そこに載っていたのが「ジョシュアツリー」である。

「こんな木は北カリフォルニアにはないわ。不思議な形をしているので、見たら気がつくはずだから。私はきっと一度も見たことがないのよ」

著者はそう言って家の周りを散策した。

すると、実際にはなんと近所の80%もの家にジョシュアツリーは植えられていた。

それ以降は近所から少し離れたところでもよく見かけるようになった。

少し前まで、「近くにはない、一度も見たことがない」とまで言っていたのにだ。

これはつまり何の話かと言うと、私たちはその存在を知ることによって初めてそれを意識し、それと付き合っていくことができるようになるということ。

これはデザインでも同じことが言えます。

デザインにおいて意識すべきことを知ることで、デザインの乱れに気付き、ひいてはコントロールできるようになる。

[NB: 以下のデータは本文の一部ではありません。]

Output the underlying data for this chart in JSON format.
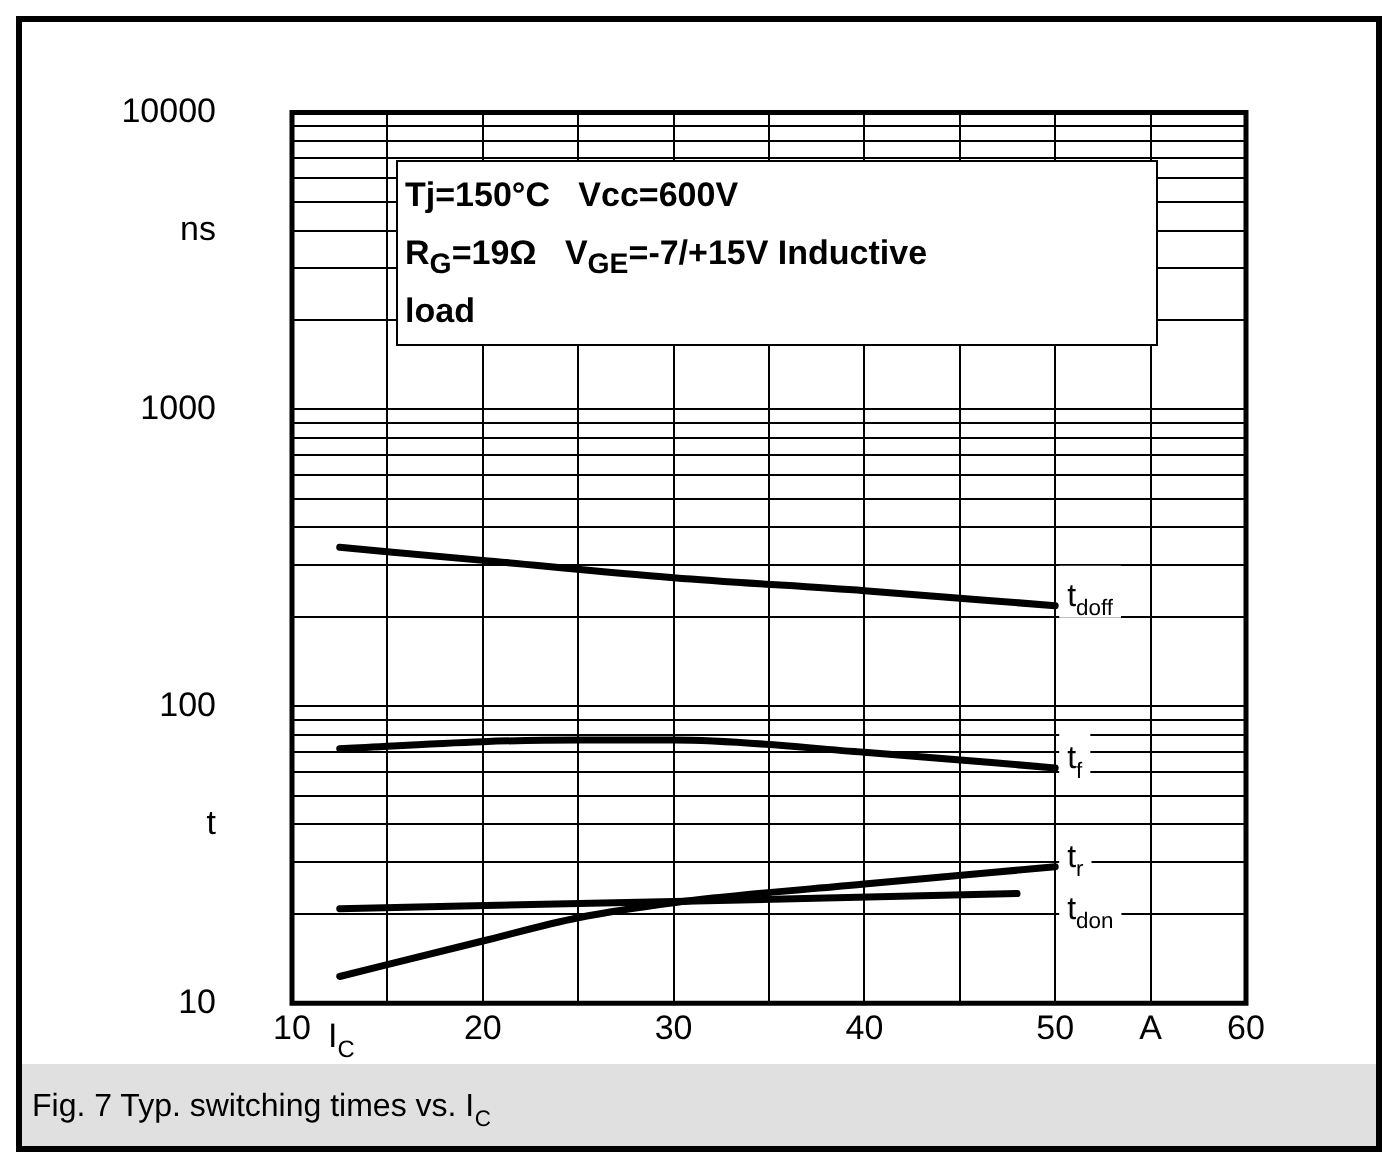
{
  "chart_data": {
    "type": "line",
    "title": "Fig. 7 Typ. switching times vs. I$_{C}$",
    "xlabel": "I$_{C}$",
    "annotations": [
      "Tj=150°C   Vcc=600V",
      "R$_{G}$=19Ω   V$_{GE}$=-7/+15V Inductive",
      "load"
    ],
    "log": "y",
    "grid": true,
    "legend": false,
    "marker": "none",
    "line_style": "solid",
    "xlim": [
      10,
      60
    ],
    "xticks": [
      10,
      {
        "value": 15,
        "label": null
      },
      20,
      {
        "value": 25,
        "label": null
      },
      30,
      {
        "value": 35,
        "label": null
      },
      40,
      {
        "value": 45,
        "label": null
      },
      50,
      {
        "value": 55,
        "label": "A"
      },
      60
    ],
    "ylim": [
      10,
      10000
    ],
    "yticks": [
      10,
      {
        "value": 20,
        "label": null
      },
      {
        "value": 30,
        "label": null
      },
      {
        "value": 40,
        "label": "t"
      },
      {
        "value": 50,
        "label": null
      },
      {
        "value": 60,
        "label": null
      },
      {
        "value": 70,
        "label": null
      },
      {
        "value": 80,
        "label": null
      },
      {
        "value": 90,
        "label": null
      },
      100,
      {
        "value": 200,
        "label": null
      },
      {
        "value": 300,
        "label": null
      },
      {
        "value": 400,
        "label": null
      },
      {
        "value": 500,
        "label": null
      },
      {
        "value": 600,
        "label": null
      },
      {
        "value": 700,
        "label": null
      },
      {
        "value": 800,
        "label": null
      },
      {
        "value": 900,
        "label": null
      },
      1000,
      {
        "value": 2000,
        "label": null
      },
      {
        "value": 3000,
        "label": null
      },
      {
        "value": 4000,
        "label": "ns"
      },
      {
        "value": 5000,
        "label": null
      },
      {
        "value": 6000,
        "label": null
      },
      {
        "value": 7000,
        "label": null
      },
      {
        "value": 8000,
        "label": null
      },
      {
        "value": 9000,
        "label": null
      },
      10000
    ],
    "series": [
      {
        "name": "t$_{doff}$",
        "color": "#000000",
        "x": [
          12.5,
          20,
          30,
          40,
          50
        ],
        "values": [
          343,
          310,
          271,
          245,
          218
        ]
      },
      {
        "name": "t$_{f}$",
        "color": "#000000",
        "x": [
          12.5,
          20,
          25,
          30,
          40,
          50
        ],
        "values": [
          72,
          76,
          77,
          77,
          70,
          62
        ]
      },
      {
        "name": "t$_{r}$",
        "color": "#000000",
        "x": [
          12.5,
          20,
          25,
          30,
          40,
          50
        ],
        "values": [
          12.3,
          16.2,
          19.4,
          21.8,
          25.2,
          28.8
        ]
      },
      {
        "name": "t$_{don}$",
        "color": "#000000",
        "x": [
          12.5,
          30,
          48
        ],
        "values": [
          20.8,
          22,
          23.4
        ]
      }
    ]
  }
}
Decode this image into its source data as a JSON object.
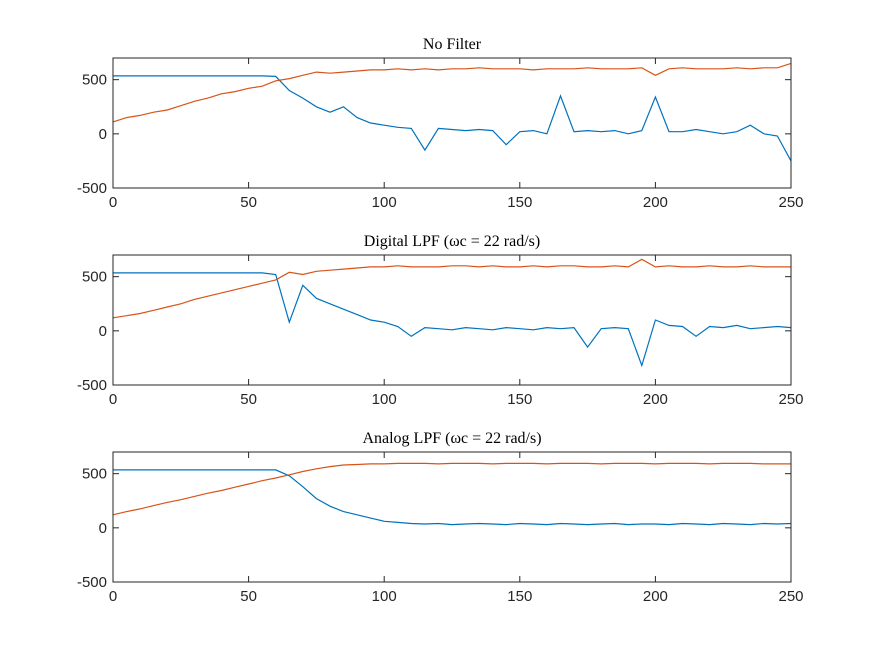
{
  "chart_data": [
    {
      "type": "line",
      "title": "No Filter",
      "x": [
        0,
        5,
        10,
        15,
        20,
        25,
        30,
        35,
        40,
        45,
        50,
        55,
        60,
        65,
        70,
        75,
        80,
        85,
        90,
        95,
        100,
        105,
        110,
        115,
        120,
        125,
        130,
        135,
        140,
        145,
        150,
        155,
        160,
        165,
        170,
        175,
        180,
        185,
        190,
        195,
        200,
        205,
        210,
        215,
        220,
        225,
        230,
        235,
        240,
        245,
        250
      ],
      "series": [
        {
          "color": "#0072BD",
          "values": [
            535,
            535,
            535,
            535,
            535,
            535,
            535,
            535,
            535,
            535,
            535,
            535,
            530,
            400,
            330,
            250,
            200,
            250,
            150,
            100,
            80,
            60,
            50,
            -150,
            50,
            40,
            30,
            40,
            30,
            -100,
            20,
            30,
            0,
            350,
            20,
            30,
            20,
            30,
            0,
            30,
            340,
            20,
            20,
            40,
            20,
            0,
            20,
            80,
            0,
            -20,
            -250
          ]
        },
        {
          "color": "#D95319",
          "values": [
            110,
            150,
            170,
            200,
            220,
            260,
            300,
            330,
            370,
            390,
            420,
            440,
            490,
            510,
            540,
            570,
            560,
            570,
            580,
            590,
            590,
            600,
            590,
            600,
            590,
            600,
            600,
            610,
            600,
            600,
            600,
            590,
            600,
            600,
            600,
            610,
            600,
            600,
            600,
            610,
            540,
            600,
            610,
            600,
            600,
            600,
            610,
            600,
            610,
            610,
            650
          ]
        }
      ],
      "xlim": [
        0,
        250
      ],
      "xticks": [
        0,
        50,
        100,
        150,
        200,
        250
      ],
      "ylim": [
        -500,
        700
      ],
      "yticks": [
        -500,
        0,
        500
      ]
    },
    {
      "type": "line",
      "title": "Digital LPF (ωc = 22 rad/s)",
      "x": [
        0,
        5,
        10,
        15,
        20,
        25,
        30,
        35,
        40,
        45,
        50,
        55,
        60,
        65,
        70,
        75,
        80,
        85,
        90,
        95,
        100,
        105,
        110,
        115,
        120,
        125,
        130,
        135,
        140,
        145,
        150,
        155,
        160,
        165,
        170,
        175,
        180,
        185,
        190,
        195,
        200,
        205,
        210,
        215,
        220,
        225,
        230,
        235,
        240,
        245,
        250
      ],
      "series": [
        {
          "color": "#0072BD",
          "values": [
            535,
            535,
            535,
            535,
            535,
            535,
            535,
            535,
            535,
            535,
            535,
            535,
            520,
            80,
            420,
            300,
            250,
            200,
            150,
            100,
            80,
            40,
            -50,
            30,
            20,
            10,
            30,
            20,
            10,
            30,
            20,
            10,
            30,
            20,
            30,
            -150,
            20,
            30,
            20,
            -320,
            100,
            50,
            40,
            -50,
            40,
            30,
            50,
            20,
            30,
            40,
            30
          ]
        },
        {
          "color": "#D95319",
          "values": [
            120,
            140,
            160,
            190,
            220,
            250,
            290,
            320,
            350,
            380,
            410,
            440,
            470,
            540,
            520,
            550,
            560,
            570,
            580,
            590,
            590,
            600,
            590,
            590,
            590,
            600,
            600,
            590,
            600,
            590,
            590,
            600,
            590,
            600,
            600,
            590,
            590,
            600,
            590,
            660,
            590,
            600,
            590,
            590,
            600,
            590,
            590,
            600,
            590,
            590,
            590
          ]
        }
      ],
      "xlim": [
        0,
        250
      ],
      "xticks": [
        0,
        50,
        100,
        150,
        200,
        250
      ],
      "ylim": [
        -500,
        700
      ],
      "yticks": [
        -500,
        0,
        500
      ]
    },
    {
      "type": "line",
      "title": "Analog LPF (ωc = 22 rad/s)",
      "x": [
        0,
        5,
        10,
        15,
        20,
        25,
        30,
        35,
        40,
        45,
        50,
        55,
        60,
        65,
        70,
        75,
        80,
        85,
        90,
        95,
        100,
        105,
        110,
        115,
        120,
        125,
        130,
        135,
        140,
        145,
        150,
        155,
        160,
        165,
        170,
        175,
        180,
        185,
        190,
        195,
        200,
        205,
        210,
        215,
        220,
        225,
        230,
        235,
        240,
        245,
        250
      ],
      "series": [
        {
          "color": "#0072BD",
          "values": [
            535,
            535,
            535,
            535,
            535,
            535,
            535,
            535,
            535,
            535,
            535,
            535,
            535,
            480,
            380,
            270,
            200,
            150,
            120,
            90,
            60,
            50,
            40,
            35,
            40,
            30,
            35,
            40,
            35,
            30,
            40,
            35,
            30,
            40,
            35,
            30,
            35,
            40,
            30,
            35,
            35,
            30,
            40,
            35,
            30,
            40,
            35,
            30,
            40,
            35,
            40
          ]
        },
        {
          "color": "#D95319",
          "values": [
            120,
            150,
            175,
            205,
            235,
            260,
            290,
            320,
            345,
            375,
            405,
            435,
            460,
            490,
            520,
            545,
            565,
            580,
            585,
            590,
            590,
            595,
            595,
            595,
            590,
            595,
            595,
            595,
            590,
            595,
            595,
            595,
            590,
            595,
            595,
            595,
            590,
            595,
            595,
            595,
            590,
            595,
            595,
            595,
            590,
            595,
            595,
            595,
            590,
            590,
            590
          ]
        }
      ],
      "xlim": [
        0,
        250
      ],
      "xticks": [
        0,
        50,
        100,
        150,
        200,
        250
      ],
      "ylim": [
        -500,
        700
      ],
      "yticks": [
        -500,
        0,
        500
      ]
    }
  ]
}
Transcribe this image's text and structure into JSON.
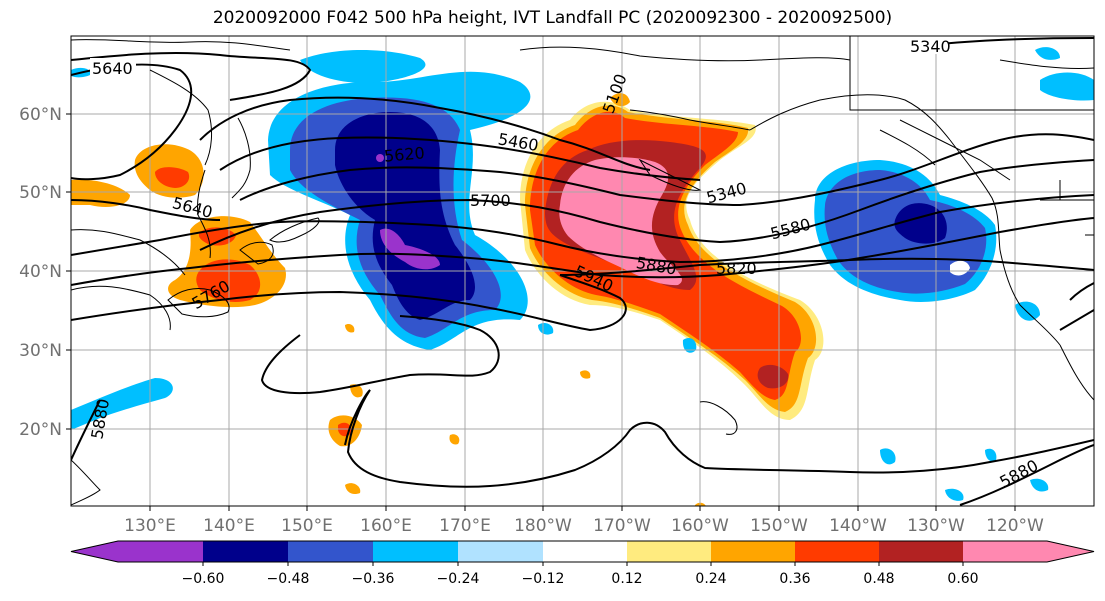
{
  "title": "2020092000 F042 500 hPa height, IVT Landfall PC (2020092300 - 2020092500)",
  "lon_labels": [
    "130°E",
    "140°E",
    "150°E",
    "160°E",
    "170°E",
    "180°W",
    "170°W",
    "160°W",
    "150°W",
    "140°W",
    "130°W",
    "120°W"
  ],
  "lat_labels": [
    "60°N",
    "50°N",
    "40°N",
    "30°N",
    "20°N"
  ],
  "contour_labels": {
    "c5340a": "5340",
    "c5640a": "5640",
    "c5100": "5100",
    "c5460": "5460",
    "c5620": "5620",
    "c5340b": "5340",
    "c5640b": "5640",
    "c5700": "5700",
    "c5580": "5580",
    "c5760": "5760",
    "c5880a": "5880",
    "c5820": "5820",
    "c5940": "5940",
    "c5880b": "5880",
    "c5880c": "5880"
  },
  "colorbar": {
    "tick_labels": [
      "−0.60",
      "−0.48",
      "−0.36",
      "−0.24",
      "−0.12",
      "0.12",
      "0.24",
      "0.36",
      "0.48",
      "0.60"
    ],
    "colors": [
      "#9a33cc",
      "#00008b",
      "#3355cc",
      "#00bfff",
      "#b0e2ff",
      "#ffffff",
      "#ffeb7f",
      "#ffa500",
      "#ff3b00",
      "#b22222",
      "#ff88b0"
    ]
  }
}
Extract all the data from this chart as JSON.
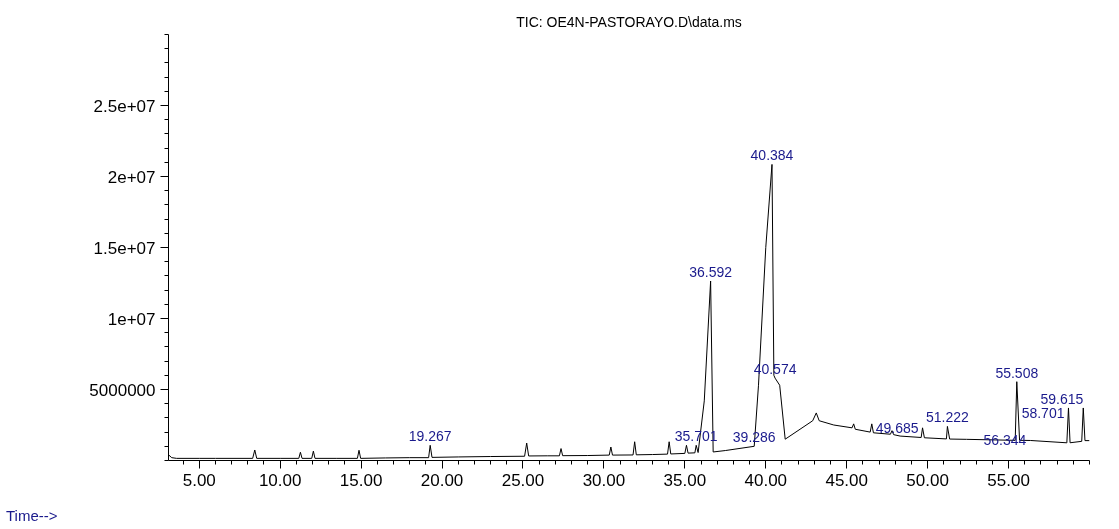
{
  "chart_data": {
    "type": "line",
    "title": "TIC: OE4N-PASTORAYO.D\\data.ms",
    "xlabel": "Time-->",
    "x": [
      3.1,
      3.3,
      3.6,
      5.0,
      6.0,
      8.3,
      8.43,
      8.55,
      10.0,
      11.15,
      11.25,
      11.35,
      11.95,
      12.05,
      12.15,
      13.5,
      14.77,
      14.87,
      14.97,
      16.5,
      18.0,
      19.17,
      19.267,
      19.38,
      21.0,
      23.0,
      25.1,
      25.23,
      25.35,
      26.5,
      27.25,
      27.35,
      27.45,
      29.0,
      30.33,
      30.43,
      30.53,
      31.8,
      31.9,
      32.0,
      33.0,
      33.93,
      34.03,
      34.13,
      35.0,
      35.1,
      35.2,
      35.62,
      35.701,
      35.82,
      36.2,
      36.592,
      36.75,
      37.5,
      39.286,
      39.55,
      40.0,
      40.384,
      40.5,
      40.574,
      40.86,
      41.2,
      42.9,
      43.12,
      43.3,
      44.2,
      45.33,
      45.43,
      45.53,
      46.45,
      46.55,
      46.65,
      47.7,
      47.8,
      47.9,
      48.3,
      49.6,
      49.685,
      49.8,
      51.16,
      51.222,
      51.36,
      52.4,
      55.41,
      55.508,
      55.68,
      56.344,
      58.56,
      58.6,
      58.701,
      58.8,
      59.52,
      59.615,
      59.72,
      60.0
    ],
    "values": [
      400000,
      200000,
      150000,
      150000,
      150000,
      150000,
      740000,
      150000,
      150000,
      150000,
      580000,
      150000,
      150000,
      660000,
      150000,
      150000,
      150000,
      720000,
      150000,
      180000,
      200000,
      200000,
      1070000,
      220000,
      250000,
      280000,
      300000,
      1230000,
      320000,
      330000,
      330000,
      840000,
      340000,
      350000,
      380000,
      950000,
      380000,
      390000,
      1320000,
      400000,
      420000,
      450000,
      1320000,
      460000,
      500000,
      1070000,
      520000,
      540000,
      1070000,
      560000,
      4200000,
      12640000,
      600000,
      700000,
      1000000,
      5300000,
      15000000,
      20850000,
      6000000,
      5800000,
      5300000,
      1500000,
      2800000,
      3350000,
      2800000,
      2500000,
      2300000,
      2580000,
      2200000,
      2000000,
      2580000,
      1950000,
      1850000,
      2100000,
      1820000,
      1720000,
      1620000,
      2300000,
      1600000,
      1520000,
      2400000,
      1510000,
      1490000,
      1420000,
      5550000,
      1420000,
      1410000,
      1250000,
      1240000,
      3700000,
      1250000,
      1350000,
      3700000,
      1400000,
      1400000
    ],
    "color": "#000000",
    "xlim": [
      3.1,
      60
    ],
    "ylim": [
      0,
      30000000
    ],
    "xticks": [
      {
        "value": 5,
        "label": "5.00"
      },
      {
        "value": 10,
        "label": "10.00"
      },
      {
        "value": 15,
        "label": "15.00"
      },
      {
        "value": 20,
        "label": "20.00"
      },
      {
        "value": 25,
        "label": "25.00"
      },
      {
        "value": 30,
        "label": "30.00"
      },
      {
        "value": 35,
        "label": "35.00"
      },
      {
        "value": 40,
        "label": "40.00"
      },
      {
        "value": 45,
        "label": "45.00"
      },
      {
        "value": 50,
        "label": "50.00"
      },
      {
        "value": 55,
        "label": "55.00"
      }
    ],
    "yticks": [
      {
        "value": 5000000,
        "label": "5000000"
      },
      {
        "value": 10000000,
        "label": "1e+07"
      },
      {
        "value": 15000000,
        "label": "1.5e+07"
      },
      {
        "value": 20000000,
        "label": "2e+07"
      },
      {
        "value": 25000000,
        "label": "2.5e+07"
      }
    ],
    "grid": false,
    "annotations": [
      {
        "text": "19.267",
        "x": 19.267,
        "y": 1070000
      },
      {
        "text": "35.701",
        "x": 35.701,
        "y": 1070000
      },
      {
        "text": "36.592",
        "x": 36.592,
        "y": 12640000
      },
      {
        "text": "39.286",
        "x": 39.286,
        "y": 1000000
      },
      {
        "text": "40.384",
        "x": 40.384,
        "y": 20850000
      },
      {
        "text": "40.574",
        "x": 40.574,
        "y": 5800000
      },
      {
        "text": "49.685",
        "x": 49.685,
        "y": 2300000
      },
      {
        "text": "51.222",
        "x": 51.222,
        "y": 2400000
      },
      {
        "text": "55.508",
        "x": 55.508,
        "y": 5550000
      },
      {
        "text": "56.344",
        "x": 56.344,
        "y": 1410000
      },
      {
        "text": "58.701",
        "x": 58.701,
        "y": 3700000
      },
      {
        "text": "59.615",
        "x": 59.615,
        "y": 3700000
      }
    ]
  }
}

この本ではそんな気付きを与えるために知っておくべき4つの要素を紹介しています。

意識すべきことは4つ

ノンデザイナーである私たちがまず知っておくべき基礎は以下の4つ。

  • 近接
  • 整列
  • 反復
  • コントラスト

これらの要素をそれぞれ意味と実例を見ることで、自分の中で意識して改善できるようになります。

私も同様で、ブログに載せている過去記事のアイキャッチがこれらの要素が考慮されておらず、崩れていたことが良くわかりました。

また、“気づく=調べられる”とも言えます。

気づくかどうかという違いは、時間が経つほどに10歩も100歩も差が開いてくるのです。

4つ覚えるだけで劇的に変化することが期待できるこの本は、本当に読んでよかったと思います。

その他にもためになる知識がある

この本はすごく親切。

4つのポイント以外にも、

  • 媒体毎のチップス&トリック
  • フォントについて
  • この本で使った書体(本書自体がデザイン見本)
  • 翻訳者達による和文(フォント)のための補足

など、興味深く勉強になる事がたくさん書いてある。

これはなるほど、全ビジネスマンに勧めたくなるのも納得の本だ。

現在最新は第4版 過去のは中古で売っている

2020年9月現在、この本は第4版が最新です。

できれば最新版を読んでいただきたいところですが、メルカリなどを見ると中古でも結構売られています。

ただ、人気のせいか割高な印象です。

安く買ったつもりでほとんど定価と同じだったというような事態にならないよう気をつけてくださいね。